The future is here: solar-powered trains

It sounds simple: if you can solar power a house or a car, why not a train? But until a non-profit company in Byron Bay joined forces with the Lithgow Railway Workshop, that hadn’t been done.

For the past five years, the Byron Solar Train has made a 6km round trip 10 times a day, powered exclusively by the sun. Lithgow Railway Workshop Managing Director Tim Elderton believes the train is still the only solar-powered passenger train in the world. And it’s getting attention.

“We had interest initially from India, but COVID ended all that,” says Elderton. “Argentina also expressed interest about two and a half years ago. I was about to get on a plane and do some design work, but COVID stopped that too.”

The “late player” on the scene is Japan. Elderton will soon be heading there to work on a train project.

For the past five years, the Byron Solar Train has made a 6km round trip 10 times a day, powered exclusively by the sun.

It’s not a track the train enthusiast has ever seen himself descending. Lithgow Railway Workshop generally provides train maintenance, repairs and support, with experience in restoring old trains.

The non-profit Byron Bay Railroad Company approached the workshop to restore a historic 1949 railcar and a 1962 railcar to operational condition in 2013.

The company leased the trainset from the Lithgow State Mine Railway, which contributed financially to its restoration, with thousands of volunteer hours from the Lithgow Railway Workshop going into the restoration.


Also read: How the Narara Ecovillage is being used as a national model for renewable energy


The Byron Bay Railroad Company also restored the state railroad and bridge at Byron Bay. But not all Byron Bay residents were aboard a diesel train that traversed its scenic slice of the New South Wales coast.

“The Byron Bay Railroad Company asked if the train could be converted to run on solar energy,” says Elderton. Despite his initial surprise at the request, and after some investigation, Elderton told them it could be done. And less than 12 months later, it was.

solar powered train
Lithgow Railway Workshop Managing Director Tim Elderton will travel to Japan to share design ideas for a solar-powered train. Credit: Lithgow Railway Workshop

“It worked straight through,” says Elderton. “Although I was a little anxious when I first opened the throttle.”

Lithgow State Mine Railway removed one of the train’s two diesel engines and replaced it with a pair of electric traction motors and inverters and traction equipment, along with a bank of lithium-ion batteries. Curved solar panels on the roof of both cars collect and generate up to 6.5 kW of solar energy to charge the train’s batteries.

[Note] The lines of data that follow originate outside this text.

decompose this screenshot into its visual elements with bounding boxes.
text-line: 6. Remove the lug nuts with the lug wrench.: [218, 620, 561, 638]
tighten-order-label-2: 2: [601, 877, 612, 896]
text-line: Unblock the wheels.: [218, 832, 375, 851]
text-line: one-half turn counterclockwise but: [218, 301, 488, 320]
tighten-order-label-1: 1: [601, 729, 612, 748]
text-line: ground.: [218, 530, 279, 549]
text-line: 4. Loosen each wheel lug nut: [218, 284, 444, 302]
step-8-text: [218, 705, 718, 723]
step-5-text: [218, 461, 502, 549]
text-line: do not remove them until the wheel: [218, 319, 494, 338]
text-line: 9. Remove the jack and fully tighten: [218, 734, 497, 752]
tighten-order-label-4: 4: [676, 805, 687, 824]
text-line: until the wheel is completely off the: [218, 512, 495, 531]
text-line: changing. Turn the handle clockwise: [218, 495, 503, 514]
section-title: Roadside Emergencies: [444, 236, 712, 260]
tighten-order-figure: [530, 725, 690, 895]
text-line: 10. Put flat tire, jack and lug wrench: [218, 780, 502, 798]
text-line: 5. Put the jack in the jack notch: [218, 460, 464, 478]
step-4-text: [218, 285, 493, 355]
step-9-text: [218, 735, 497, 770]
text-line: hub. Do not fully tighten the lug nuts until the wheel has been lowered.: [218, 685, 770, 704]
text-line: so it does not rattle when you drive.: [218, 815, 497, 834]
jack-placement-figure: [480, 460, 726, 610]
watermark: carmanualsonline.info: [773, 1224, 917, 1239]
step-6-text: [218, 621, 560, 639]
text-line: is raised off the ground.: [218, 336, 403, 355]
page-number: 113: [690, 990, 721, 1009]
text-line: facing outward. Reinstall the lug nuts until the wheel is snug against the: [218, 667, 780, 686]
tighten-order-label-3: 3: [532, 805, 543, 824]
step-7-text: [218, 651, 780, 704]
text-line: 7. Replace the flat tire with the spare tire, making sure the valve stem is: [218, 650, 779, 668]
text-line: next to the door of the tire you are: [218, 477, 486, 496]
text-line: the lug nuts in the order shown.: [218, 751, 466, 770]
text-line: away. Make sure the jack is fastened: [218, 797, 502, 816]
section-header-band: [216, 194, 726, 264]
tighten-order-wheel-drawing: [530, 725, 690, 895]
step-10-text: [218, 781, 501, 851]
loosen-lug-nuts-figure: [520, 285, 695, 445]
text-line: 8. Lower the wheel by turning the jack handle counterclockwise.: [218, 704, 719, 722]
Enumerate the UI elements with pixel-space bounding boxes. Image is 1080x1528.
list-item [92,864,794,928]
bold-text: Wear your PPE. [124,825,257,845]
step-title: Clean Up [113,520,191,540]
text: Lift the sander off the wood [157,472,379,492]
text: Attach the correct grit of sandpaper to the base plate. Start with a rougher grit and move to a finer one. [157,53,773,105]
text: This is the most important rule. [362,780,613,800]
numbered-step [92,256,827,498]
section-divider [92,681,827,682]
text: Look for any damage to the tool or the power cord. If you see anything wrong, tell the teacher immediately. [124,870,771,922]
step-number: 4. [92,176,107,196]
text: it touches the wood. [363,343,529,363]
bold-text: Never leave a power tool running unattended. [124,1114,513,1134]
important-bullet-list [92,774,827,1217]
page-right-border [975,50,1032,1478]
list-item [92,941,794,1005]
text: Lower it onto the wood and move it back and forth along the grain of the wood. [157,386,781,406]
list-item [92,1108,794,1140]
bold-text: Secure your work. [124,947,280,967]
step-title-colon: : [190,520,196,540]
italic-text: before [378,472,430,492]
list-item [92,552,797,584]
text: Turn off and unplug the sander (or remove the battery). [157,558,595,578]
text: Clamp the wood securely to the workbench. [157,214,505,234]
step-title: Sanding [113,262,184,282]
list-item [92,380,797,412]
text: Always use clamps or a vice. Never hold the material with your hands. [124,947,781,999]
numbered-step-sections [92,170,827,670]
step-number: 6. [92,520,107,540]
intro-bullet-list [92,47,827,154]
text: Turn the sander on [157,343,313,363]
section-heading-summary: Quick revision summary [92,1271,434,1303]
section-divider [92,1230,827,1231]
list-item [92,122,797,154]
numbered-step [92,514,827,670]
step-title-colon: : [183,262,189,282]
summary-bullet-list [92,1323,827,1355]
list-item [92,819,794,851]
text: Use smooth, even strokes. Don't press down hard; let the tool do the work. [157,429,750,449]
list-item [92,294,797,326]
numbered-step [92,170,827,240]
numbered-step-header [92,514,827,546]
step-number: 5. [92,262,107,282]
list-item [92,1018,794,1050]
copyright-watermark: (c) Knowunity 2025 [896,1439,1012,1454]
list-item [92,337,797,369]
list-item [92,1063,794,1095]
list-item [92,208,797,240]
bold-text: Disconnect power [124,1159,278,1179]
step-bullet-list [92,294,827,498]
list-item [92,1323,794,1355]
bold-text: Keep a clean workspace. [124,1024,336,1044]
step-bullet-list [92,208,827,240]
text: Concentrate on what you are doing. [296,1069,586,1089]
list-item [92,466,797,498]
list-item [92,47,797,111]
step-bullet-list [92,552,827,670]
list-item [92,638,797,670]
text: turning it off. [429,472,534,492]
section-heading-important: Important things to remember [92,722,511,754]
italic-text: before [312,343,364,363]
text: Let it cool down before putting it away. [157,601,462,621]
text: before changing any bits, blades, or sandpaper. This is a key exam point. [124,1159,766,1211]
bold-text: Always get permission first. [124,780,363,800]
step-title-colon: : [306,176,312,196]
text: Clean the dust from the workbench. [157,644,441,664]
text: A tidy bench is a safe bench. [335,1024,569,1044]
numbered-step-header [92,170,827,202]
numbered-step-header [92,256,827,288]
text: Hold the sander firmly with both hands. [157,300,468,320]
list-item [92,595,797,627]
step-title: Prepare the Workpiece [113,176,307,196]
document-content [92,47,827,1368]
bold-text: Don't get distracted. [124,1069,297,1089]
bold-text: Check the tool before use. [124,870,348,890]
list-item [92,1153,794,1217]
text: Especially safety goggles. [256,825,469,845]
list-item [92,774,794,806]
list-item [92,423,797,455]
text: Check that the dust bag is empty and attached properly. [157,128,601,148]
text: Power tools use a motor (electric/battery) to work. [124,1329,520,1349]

The roof of the train’s storage shed also features a wide array of solar panels that can produce up to 30kW, connected to the train’s batteries via cables.

Lithium-ion batteries power all equipment on the train, including traction power, lighting, air compressors and control circuits. LED lights keep energy consumption low and regenerative braking means that when the train decelerates, the batteries recharge.

The train is not only fully solar powered, but operates on only 23% of the energy generated. The remaining 77% of the energy goes into the grid to feed the local community.

The remaining diesel engine, a clean-burning 14-liter Cummins NT855 diesel, provides weight and balance, as well as emergency backup in the event of an electrical failure.

“It worked straight through, although I was a little anxious when I first opened the throttle.”

Tim Elderton, Lithgow Railway Workshop

The Byron Solar Train won several awards in 2018, including the Engineering Excellence Award at the Engineers Association Australia National Awards, the Rail Sustainability Award from the Australasian Rail Association and two Good Design Awards.

Elderton says the technology is “not rocket science,” nor is it new.

“I just designed it for use on a train,” he says. “Finally, the government is saying that we need to be carbon neutral, and now the NSW government is looking at decentralizing the rail systems – well, here’s an answer.

solar powered train
Solar panels on the roof of the train’s storage shed, along with specially designed curved panels for the train’s roof, generate power for the train, with 77% of the output returning to the grid. Credit: Lithgow Railway Workshop

“There is no need to manufacture new trains. In a few years, the XPTs will be replaced. The Endeavor and Xplorer diesel railcars are still structurally sound. It is possible to remove the diesel engines and replace them with an electric drive system with solar charging.

“We can do all of that here in Lithgow to support regional jobs.”

Elderton says the technology has the ability to do much more than what is happening in Byron Bay – solar-powered passenger trains can go more than 200km away, recharging at stations along the way, and travel more than 100km. km/h, making them viable for regular passenger services.

Elderton submitted a submission to the NSW government’s Orana Midwest Transport Plan Project, suggesting that a solar-powered train system would be more effective and much less expensive for the area.

Australian interest in solar-powered trains, he says, remained low, while other countries were starting to see the potential of combining historic trains with solar technology.